The HTML report is composed:

  • One page summary: number of scenarios analyzed, number of errors, summary table of the scenarios analyzed with their associated indicators (ecoindex, water, GHG, number of best practices to be implemented). A scenario begins with the opening of a web page via its URL, then performs a certain number of actions which could possibly lead to the opening of another page. To access the detailed report of an analyzed scenario, simply click on the scenario name. A summary table of best practices not respected (in at least 1 scenario) is also present.
  • One page per scenario analyzed: total number of HTTP requests, size and weight of the pages analyzed, as well as a table detailing page by page, and action by action, indicators such as the ecoindex and its indicators used to calculate it, the indicators of water consumption and greenhouse gas emissions, the table of good best practices, etc.

Example of a report:

  • Global page:

Overall page of the HTML report

  • Page for a parsed URL:

Parsed URL page in HTML report

InfluxDB/Grafana

Prerequisites:

  • The following parameter is defined: --format=influxdb or -f=influxdb

The data will be sent to influxdb.

A docker-compose.yml with an example configuration of influxdb and grafana is present in the project. When using for the first time, a few setup steps are necessary:

  • Change the username/password pairs in the .env file (optional);
  • Start the influxdb container: docker-compose up greenit-cli-influxdb;
  • Connect to influxdb (http://localhost:8086 by default) to retrieve the organization id (in the url after connecting http://localhost:8086/orgs/<org id> ) and the connection-token (data -> API Token), and fill in the corresponding environment variables;
  • It is then possible to start the grafana container and send the data to influxdb.
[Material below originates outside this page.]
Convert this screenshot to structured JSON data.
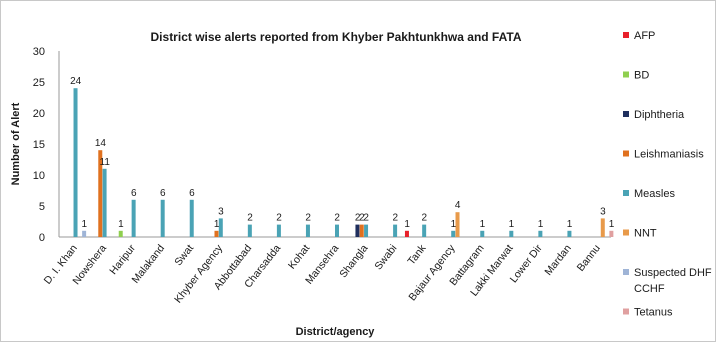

These steps will not be necessary again. However, it will be necessary to restart at least the influxdb container before a test.

Example of use :

greenit analyse exampleUrl.yaml --format=influxdb --influxdb_hostname http://localhost:8086 --influxdb_org organisation --influxdb_token token --influxdb_bucket db0

Example of a grafana dashboard for a scenario and an action: Grafana dashboard example

InfluxDB/Grafana + HTML

Prerequisites:

  • The following parameter is defined: --format=influxdbhtml or -f=influxdbhtml

This parameter allows you to send the data to InfluxDB, view it in Grafana, and generate an HTML report.

The particularity of this option is found in the generated HTML report: an additional column is displayed in the overall page to consult the evolution over time of the indicators of a page by redirecting to the Grafana board.

greenit analyse exampleUrl.yaml --format=influxdb --influxdb_hostname http://localhost:8086 --influxdb_org organization --influxdb_token token --influxdb_bucket db0

Global page of the HTML report generated with the influxdbhtml option:

Global page of the HTML report generated with the influxdbhtml option

ParseSiteMap

greenit parseSitemap <sitemap_url> <yaml_output_file>

Mandatory parameters:

  • sitemap_url: URL of the sitemap to transform.
  • yaml_output_file: Path to the output file. (Default value: "url.yaml")

General flags

  • --ci: Log in the traditional way to ensure compatibility with CI environments.

Terms of use

This tool uses an API that does not allow its use for commercial purposes.